Opinion | Mar 22, 2022

Time to expand the HSC winners’ circle

Dallas McInerney

Chief Executive Officer of Catholic Schools NSW

First published in The Sydney Morning Herald 22 March 2022

The marathon is the flagship event of the modern Olympics and a culmination point on the last day of competition; runners cover a gruelling 42 kilometres before entering the stadium for a single lap to the finish line. What if the television coverage ignored the race start and the first 41 kilometres, didn’t bother profiling the athletes or their backstories, forgot to mention the
qualifying events before the Games and the commentators only started talking a few minutes before the end?

We would feel let down and without the benefit of context, unable to fully celebrate the talent and effort of all runners. Thankfully for sports fans, this does not happen, but this is the approach we have for the reporting of results for the Higher School Certificate.

Presently, HSC results reporting is excessively focused on elite achievement indices (Band 6s), the connecting pathway to university entry and resulting ATARs devised by the universities. It is good to celebrate such achievement. However, as the clear majority of school-leavers do not transition directly into university, is this the type of reporting regime that best captures the breadth of the achievements of our students? Why not report HSC results in a way that is more meaningful for the way in which school-leavers will transact with the credential, such as recording post-school employment, traineeships or vocational education?

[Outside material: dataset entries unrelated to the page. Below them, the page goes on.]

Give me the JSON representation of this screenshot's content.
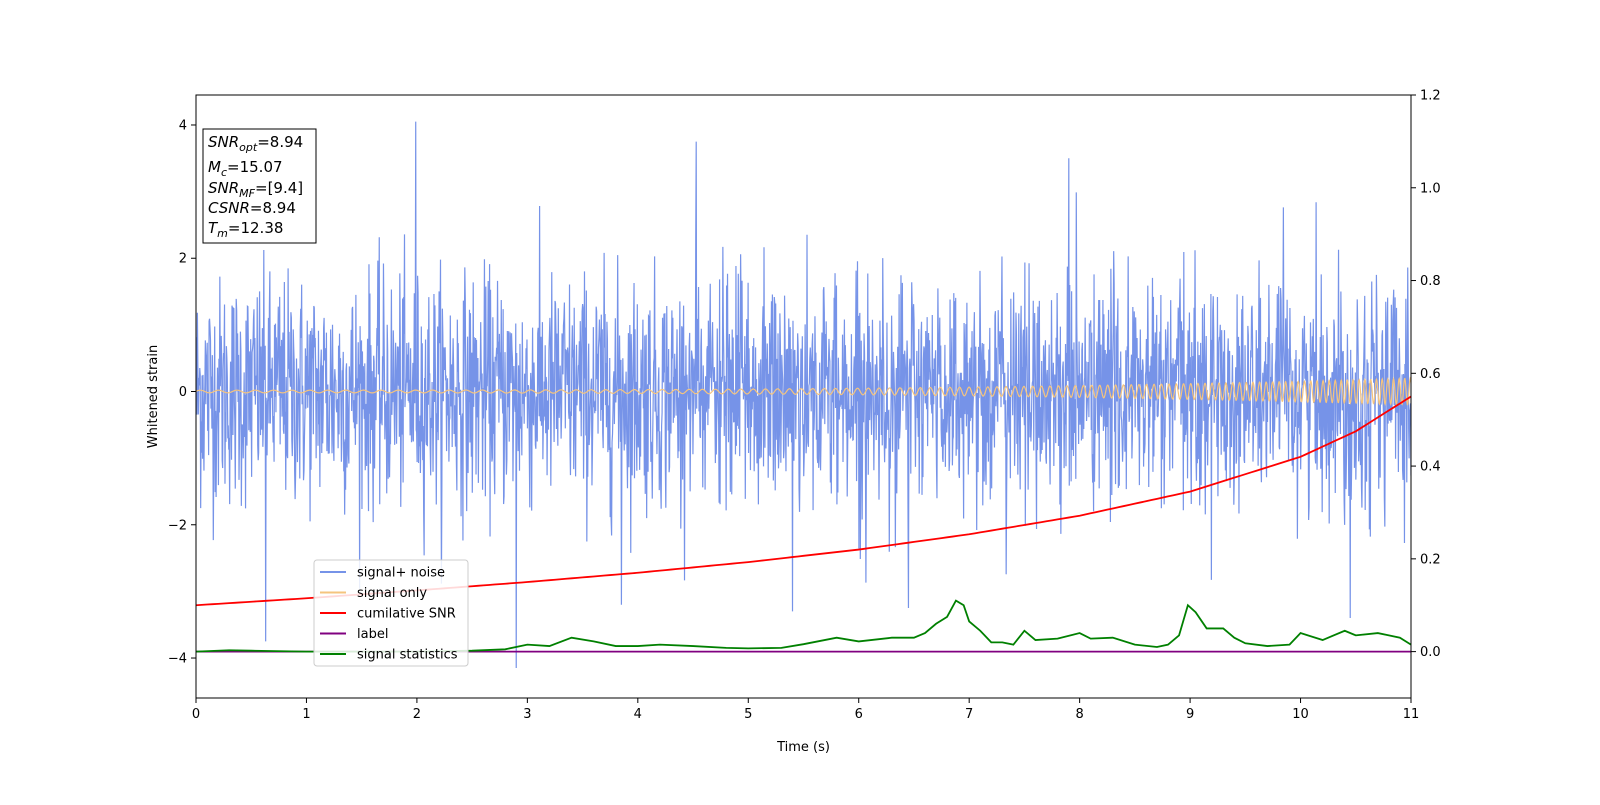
{
  "chart_data": {
    "type": "line",
    "xlabel": "Time (s)",
    "ylabel": "Whitened strain",
    "xlim": [
      0,
      11
    ],
    "ylim": [
      -4.6,
      4.45
    ],
    "y2lim": [
      -0.1,
      1.2
    ],
    "xticks": [
      "0",
      "1",
      "2",
      "3",
      "4",
      "5",
      "6",
      "7",
      "8",
      "9",
      "10",
      "11"
    ],
    "yticks": [
      "−4",
      "−2",
      "0",
      "2",
      "4"
    ],
    "y2ticks": [
      "0.0",
      "0.2",
      "0.4",
      "0.6",
      "0.8",
      "1.0",
      "1.2"
    ],
    "grid": false,
    "legend_position": "lower-left",
    "info_box": {
      "snr_opt": {
        "sym": "SNR",
        "sub": "opt",
        "text": "=8.94"
      },
      "mc": {
        "sym": "M",
        "sub": "c",
        "text": "=15.07"
      },
      "snr_mf": {
        "sym": "SNR",
        "sub": "MF",
        "text": "=[9.4]"
      },
      "csnr": {
        "sym": "CSNR",
        "sub": "",
        "text": "=8.94"
      },
      "tm": {
        "sym": "T",
        "sub": "m",
        "text": "=12.38"
      }
    },
    "series": [
      {
        "name": "signal+ noise",
        "color": "#7693e8",
        "axis": "left",
        "style": "noise",
        "noise_std": 1.0,
        "range": [
          -3.0,
          3.0
        ],
        "spikes": [
          [
            0.63,
            -3.75
          ],
          [
            1.99,
            4.05
          ],
          [
            2.9,
            -4.15
          ],
          [
            4.53,
            3.75
          ],
          [
            7.9,
            3.5
          ],
          [
            3.85,
            -3.2
          ],
          [
            5.4,
            -3.3
          ],
          [
            10.45,
            -3.4
          ],
          [
            6.45,
            -3.25
          ]
        ]
      },
      {
        "name": "signal only",
        "color": "#f5c47e",
        "axis": "left",
        "style": "chirp",
        "amplitude_start": 0.02,
        "amplitude_end": 0.2,
        "cycles_per_second_start": 6,
        "cycles_per_second_end": 20
      },
      {
        "name": "cumilative SNR",
        "color": "#ff0000",
        "axis": "right",
        "x": [
          0,
          1,
          2,
          3,
          4,
          5,
          6,
          7,
          8,
          9,
          10,
          10.5,
          11
        ],
        "y": [
          0.1,
          0.115,
          0.132,
          0.15,
          0.17,
          0.193,
          0.22,
          0.253,
          0.293,
          0.345,
          0.42,
          0.475,
          0.55
        ]
      },
      {
        "name": "label",
        "color": "#800080",
        "axis": "right",
        "x": [
          0,
          11
        ],
        "y": [
          0.0,
          0.0
        ]
      },
      {
        "name": "signal statistics",
        "color": "#008000",
        "axis": "right",
        "x": [
          0,
          0.3,
          0.5,
          1.0,
          1.5,
          2.0,
          2.5,
          2.8,
          3.0,
          3.2,
          3.4,
          3.6,
          3.8,
          4.0,
          4.2,
          4.5,
          4.8,
          5.0,
          5.3,
          5.5,
          5.8,
          6.0,
          6.3,
          6.5,
          6.6,
          6.7,
          6.8,
          6.88,
          6.95,
          7.0,
          7.1,
          7.2,
          7.3,
          7.4,
          7.5,
          7.6,
          7.8,
          8.0,
          8.1,
          8.3,
          8.5,
          8.7,
          8.8,
          8.9,
          8.98,
          9.05,
          9.15,
          9.3,
          9.4,
          9.5,
          9.7,
          9.9,
          10.0,
          10.2,
          10.4,
          10.5,
          10.7,
          10.8,
          10.9,
          11.0
        ],
        "y": [
          0.0,
          0.003,
          0.002,
          0.0,
          0.0,
          0.0,
          0.002,
          0.005,
          0.015,
          0.012,
          0.03,
          0.022,
          0.012,
          0.012,
          0.015,
          0.012,
          0.008,
          0.007,
          0.008,
          0.016,
          0.03,
          0.022,
          0.03,
          0.03,
          0.04,
          0.06,
          0.075,
          0.11,
          0.1,
          0.065,
          0.045,
          0.02,
          0.02,
          0.015,
          0.045,
          0.025,
          0.028,
          0.04,
          0.028,
          0.03,
          0.015,
          0.01,
          0.015,
          0.035,
          0.1,
          0.085,
          0.05,
          0.05,
          0.03,
          0.018,
          0.012,
          0.015,
          0.04,
          0.025,
          0.045,
          0.035,
          0.04,
          0.035,
          0.03,
          0.015
        ]
      }
    ]
  }
}
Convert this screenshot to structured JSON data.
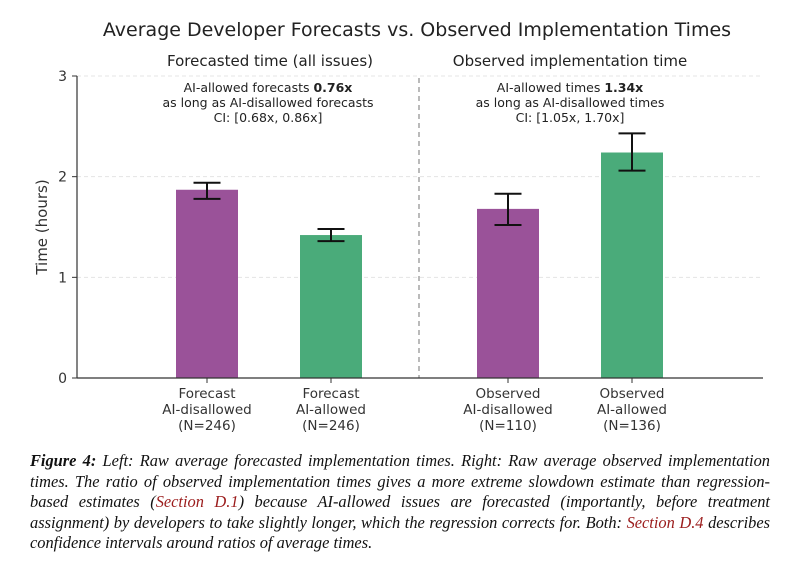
{
  "chart_data": {
    "type": "bar",
    "title": "Average Developer Forecasts vs. Observed Implementation Times",
    "ylabel": "Time (hours)",
    "xlabel": "",
    "ylim": [
      0,
      3
    ],
    "yticks": [
      "0",
      "1",
      "2",
      "3"
    ],
    "grid": "horizontal-dashed",
    "panels": [
      {
        "subtitle": "Forecasted time (all issues)",
        "annotation": {
          "line1_prefix": "AI-allowed forecasts ",
          "line1_bold": "0.76x",
          "line2": "as long as AI-disallowed forecasts",
          "line3": "CI: [0.68x, 0.86x]"
        }
      },
      {
        "subtitle": "Observed implementation time",
        "annotation": {
          "line1_prefix": "AI-allowed times ",
          "line1_bold": "1.34x",
          "line2": "as long as AI-disallowed times",
          "line3": "CI: [1.05x, 1.70x]"
        }
      }
    ],
    "categories": [
      [
        "Forecast",
        "AI-disallowed",
        "(N=246)"
      ],
      [
        "Forecast",
        "AI-allowed",
        "(N=246)"
      ],
      [
        "Observed",
        "AI-disallowed",
        "(N=110)"
      ],
      [
        "Observed",
        "AI-allowed",
        "(N=136)"
      ]
    ],
    "values": [
      1.87,
      1.42,
      1.68,
      2.24
    ],
    "error_low": [
      1.78,
      1.36,
      1.52,
      2.06
    ],
    "error_high": [
      1.94,
      1.48,
      1.83,
      2.43
    ],
    "bar_groups": [
      "AI-disallowed",
      "AI-allowed",
      "AI-disallowed",
      "AI-allowed"
    ],
    "colors": {
      "AI-disallowed": "#9a5299",
      "AI-allowed": "#4aab7a",
      "error_bar": "#111111",
      "divider": "#aaaaaa",
      "grid": "#e4e4e4"
    }
  },
  "caption": {
    "label": "Figure 4:",
    "text_1": " Left: Raw average forecasted implementation times. Right: Raw average observed implementation times. The ratio of observed implementation times gives a more extreme slowdown estimate than regression-based estimates (",
    "ref_1": "Section D.1",
    "text_2": ") because AI-allowed issues are forecasted (importantly, before treatment assignment) by developers to take slightly longer, which the regression corrects for. Both: ",
    "ref_2": "Section D.4",
    "text_3": " describes confidence intervals around ratios of average times."
  }
}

The release and publication of HSC results data are tightly controlled by legislation, a result of authorities keen to avoid repeats of the infamous reporting of Mount Druitt High’s class of 1995 HSC results. The screaming headline of “The class we failed” resulted in swift amendments to the NSW Education Act that prohibited future reporting of low-performing schools. An unintended consequence has been a massive shift in focusing (almost exclusively) on results at the top end of achievement fuelled by a publicity arms race that over-reports on the top end, leaving behind a distorted view of the HSC’s purpose, its wider utility and, critically, a huge amount of unrecognised student achievement.

The annual HSC media frenzy is the product of two related information sets: ranking data released by the schools regulator, the NSW Education Standards Authority (NESA); and proxy lists compiled by news organisations. NESA releases four categories of HSC Merit Lists: first in course, top achiever, all-rounder and distinguished achiever. Combined, this identifies only a quarter of the annual HSC cohort. Media outlets, operating within legislative constraints,
devise their own measures, both the Herald and the Daily Telegraph use a success rate measure which is the result of re-engineering public data and assigning a number and rank to a school.

Both approaches have technical limitations or distortive influences on education as discussed in new research by Catholic Schools NSW, HSC Public Reporting Reform. There are serious questions that arise from a narrow and limited reporting regime that obscures the breadth of student effort and prevents recognition of the wider achievement of HSC students, including
student progression, improvements in whole school cohorts and attainment in subjects not prized by the front pages of newspapers or university deans.

Turning our schools into Band 6 factories was never envisaged by any credible educational authority, much less supported; there is already evidence of HSC subject choices privileging Band 6 calculations over more important factors such as academic suitability and longer-term career options.

Allowing more HSC students to see their hard work and results better reflected in official reporting and wider commentary can only be affirming for school-leavers and a source of encouragement for those who will follow. Such reform can be achieved while still celebrating our best and brightest, as we should, but there is room for more celebration in the HSC winners’ circle. It would be a great way to keep more students attached to their studies, encouraging investment in their futures and maintaining the currency of the HSC.